As others have said, we cannot diagnosis, but he also sounds very much on the autism spectrum. That spectrum is extremely wide, including kids without speech, to kids like mine that are outwardly normal but processes things very different.

I don't know about finances but having him tested would be a good start - yet it does not help with the problem. If you suspect any of our suggestions are true I would start reading. The Out of Sync Child is the first book that comes to my mind, but there are many, and this website has them all listed.

The other thing would be some sort of social play therapy group that he can go to. These are skilled professionals working with kids like yours to help them learn how to socialize. A lot of this could be subsidized by your local non-profits, and hospitals. I would start looking around and researching that.

HUGS!
 

Pixistix19

New Member
Thank you so much!! I am really interested in reading that book now. I feel great getting all these responses! When i try to talk to my parents about it they just say "he's just going through a phase". Ugh all I am looking for is some support!! My husband does agree with and support me but, he works a lot of hours so I sort of feel alone in all of this :(
 

exhausted

Active Member
Hello and welcome. Special education preschool usually starts at age 3. They do assessments if you are worried about your child, though they are not the best, they may qualify him. The upside is early intervention and socialization(also some time for you and baby). Many of these teachers are the best in the system. In some areas, DDR (forget what it stands for) is an early intervetion program (funded through the state) for kids who are having developmental issues, they often have access to good PTs. They also come to your home and help you access services. Our boy was able to get an excellent PT which the district paid for through Special Education. preschool. Incidentally, he never had special education again after preschool, only a 504 plan, and is doing so well as an adult. We don't see any signs of a disability. He did have some sensory issues as well, hyperactivity, and some trouble seperating from me . Keep us posted.
 
L

Liahona

Guest
Wanted to welcome you. School personal can be great, but they do not diagnose. They categories for school purposes according to laws dealing with schools. They are good and necessary just sometimes they don't tell parents their limits. It would still be good to see a neuropsychologist or child psychiatrist or developmental pediatrician someone with a ph.d. with some medical and psychiatric background. (Probably neuropsychologist.)
 

JJJ

Active Member
Keista's suggestion of the headphones is great.
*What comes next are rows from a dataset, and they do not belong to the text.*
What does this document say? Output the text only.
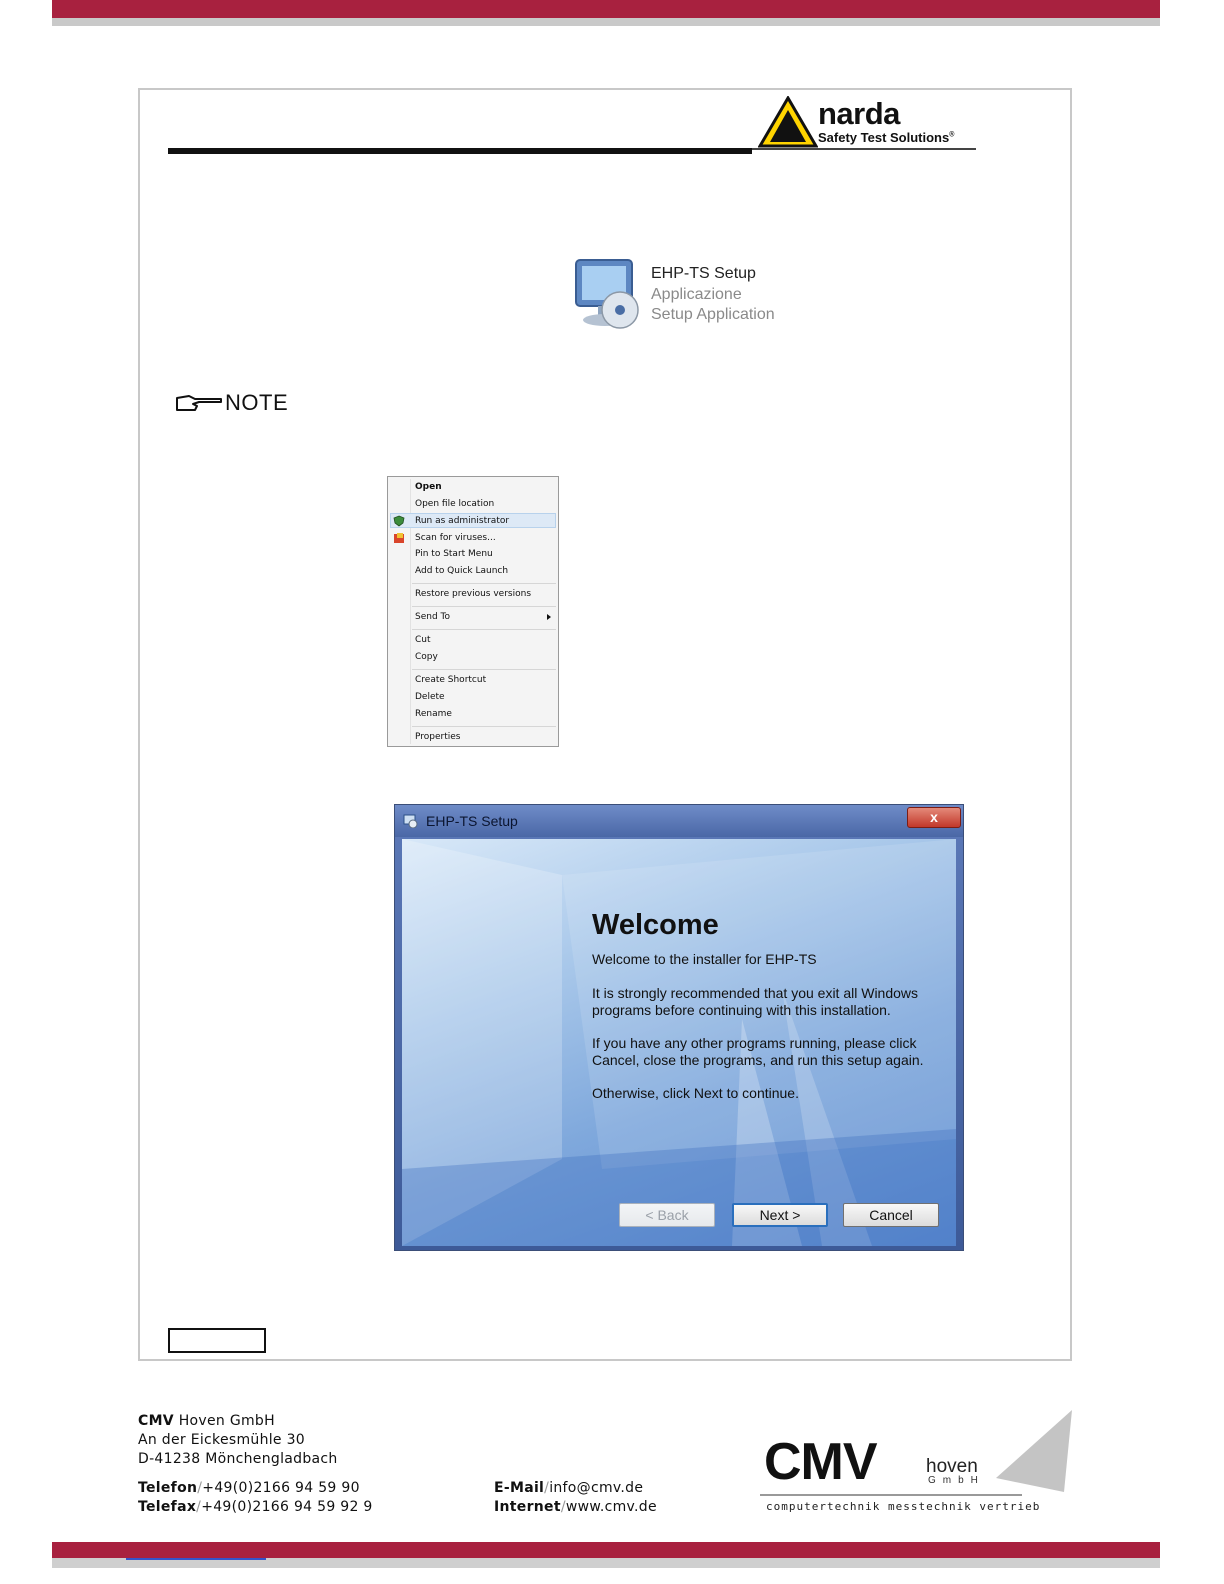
narda
Safety Test Solutions®
EHP-TS Setup
Applicazione
Setup Application
NOTE
Open
Open file location
Run as administrator
Scan for viruses...
Pin to Start Menu
Add to Quick Launch
Restore previous versions
Send To
Cut
Copy
Create Shortcut
Delete
Rename
Properties
EHP-TS Setup	x
Welcome
Welcome to the installer for EHP-TS
It is strongly recommended that you exit all Windows
programs before continuing with this installation.
If you have any other programs running, please click
Cancel, close the programs, and run this setup again.
Otherwise, click Next to continue.
< Back	Next >	Cancel
CMV Hoven GmbH
An der Eickesmühle 30
D-41238 Mönchengladbach
Telefon/+49(0)2166 94 59 90
Telefax/+49(0)2166 94 59 92 9
E-Mail/info@cmv.de
Internet/www.cmv.de
CMV	hoven
GmbH
computertechnik messtechnik vertrieb
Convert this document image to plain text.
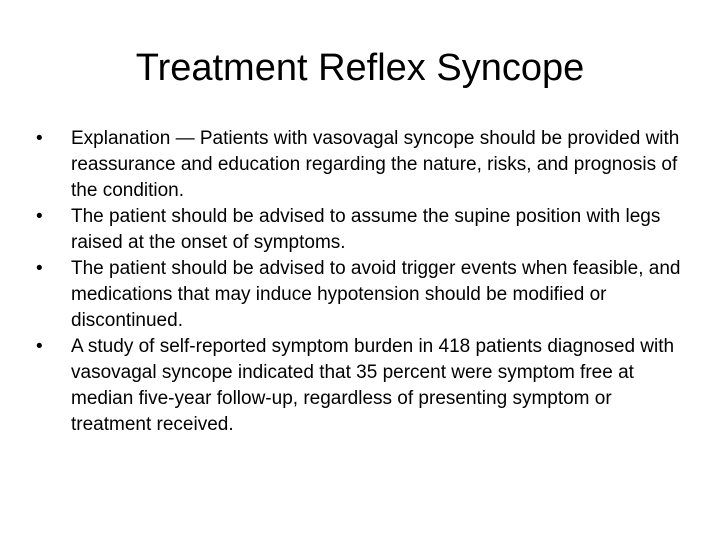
Treatment Reflex Syncope
•	Explanation — Patients with vasovagal syncope should be provided with reassurance and education regarding the nature, risks, and prognosis of the condition.
•	The patient should be advised to assume the supine position with legs raised at the onset of symptoms.
•	The patient should be advised to avoid trigger events when feasible, and medications that may induce hypotension should be modified or discontinued.
•	A study of self-reported symptom burden in 418 patients diagnosed with vasovagal syncope indicated that 35 percent were symptom free at median five-year follow-up, regardless of presenting symptom or treatment received.
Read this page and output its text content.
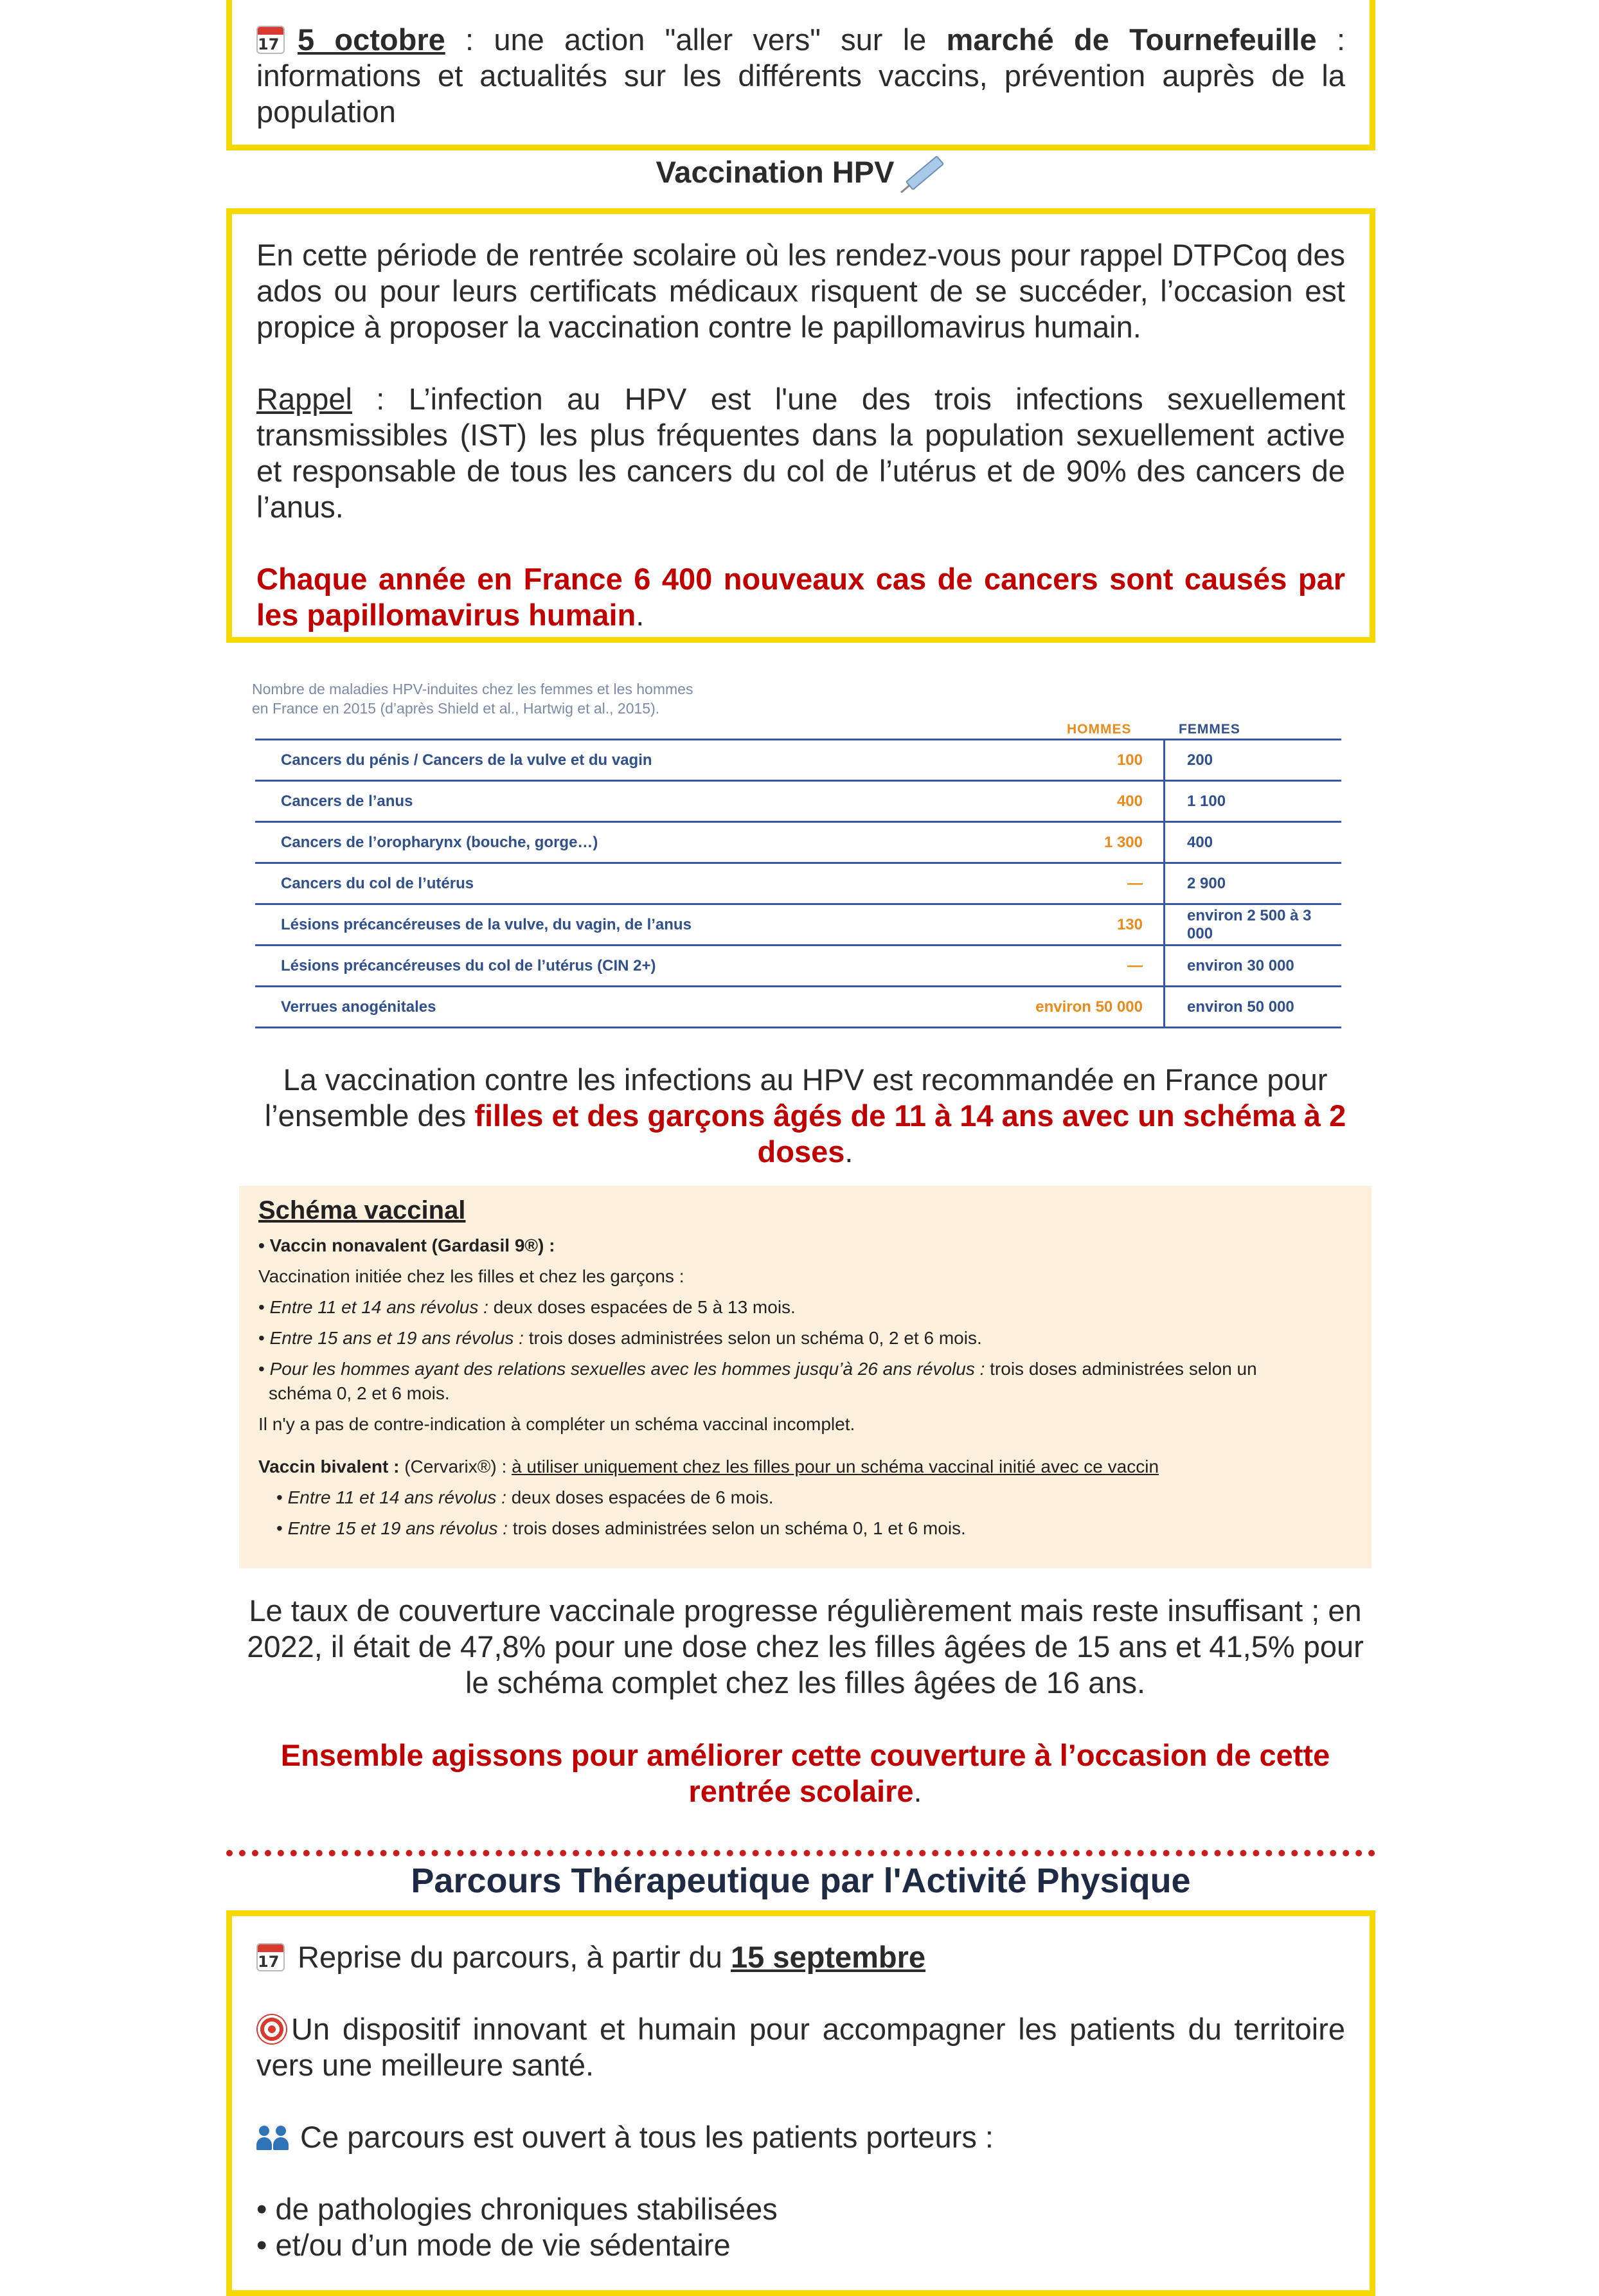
17 5 octobre : une action "aller vers" sur le marché de Tournefeuille : informations et actualités sur les différents vaccins, prévention auprès de la population

Vaccination HPV

En cette période de rentrée scolaire où les rendez-vous pour rappel DTPCoq des ados ou pour leurs certificats médicaux risquent de se succéder, l’occasion est propice à proposer la vaccination contre le papillomavirus humain.

Rappel : L’infection au HPV est l'une des trois infections sexuellement transmissibles (IST) les plus fréquentes dans la population sexuellement active et responsable de tous les cancers du col de l’utérus et de 90% des cancers de l’anus.

Chaque année en France 6 400 nouveaux cas de cancers sont causés par les papillomavirus humain.

Nombre de maladies HPV-induites chez les femmes et les hommes
en France en 2015 (d’après Shield et al., Hartwig et al., 2015).
HOMMES	FEMMES
Cancers du pénis / Cancers de la vulve et du vagin	100	200
Cancers de l’anus	400	1 100
Cancers de l’oropharynx (bouche, gorge…)	1 300	400
Cancers du col de l’utérus	—	2 900
Lésions précancéreuses de la vulve, du vagin, de l’anus	130	environ 2 500 à 3 000
Lésions précancéreuses du col de l’utérus (CIN 2+)	—	environ 30 000
Verrues anogénitales	environ 50 000	environ 50 000

La vaccination contre les infections au HPV est recommandée en France pour l’ensemble des filles et des garçons âgés de 11 à 14 ans avec un schéma à 2 doses.

Schéma vaccinal

• Vaccin nonavalent (Gardasil 9®) :

Vaccination initiée chez les filles et chez les garçons :

• Entre 11 et 14 ans révolus : deux doses espacées de 5 à 13 mois.

• Entre 15 ans et 19 ans révolus : trois doses administrées selon un schéma 0, 2 et 6 mois.

• Pour les hommes ayant des relations sexuelles avec les hommes jusqu’à 26 ans révolus : trois doses administrées selon un
schéma 0, 2 et 6 mois.

Il n'y a pas de contre-indication à compléter un schéma vaccinal incomplet.

Vaccin bivalent : (Cervarix®) : à utiliser uniquement chez les filles pour un schéma vaccinal initié avec ce vaccin

• Entre 11 et 14 ans révolus : deux doses espacées de 6 mois.

• Entre 15 et 19 ans révolus : trois doses administrées selon un schéma 0, 1 et 6 mois.

Le taux de couverture vaccinale progresse régulièrement mais reste insuffisant ; en 2022, il était de 47,8% pour une dose chez les filles âgées de 15 ans et 41,5% pour le schéma complet chez les filles âgées de 16 ans.

Ensemble agissons pour améliorer cette couverture à l’occasion de cette rentrée scolaire.

Parcours Thérapeutique par l'Activité Physique

17 Reprise du parcours, à partir du 15 septembre

Un dispositif innovant et humain pour accompagner les patients du territoire vers une meilleure santé.

Ce parcours est ouvert à tous les patients porteurs :

• de pathologies chroniques stabilisées

• et/ou d’un mode de vie sédentaire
If he doesn't like the music but needs total silence, you can try the electronic noise-cancelling head phones (very expensive but can block out almost everything) or go to a hunting store and get headphones that they use on shooting ranges, they are pretty good at blocking out noise and cheaper than the high tech ones.

Maybe get him a "imagination blanket" and when he is overwhelmed (like in that car ride), he can put the blanket over his head to block out the world and play with his stuff, and when he is older, read a book.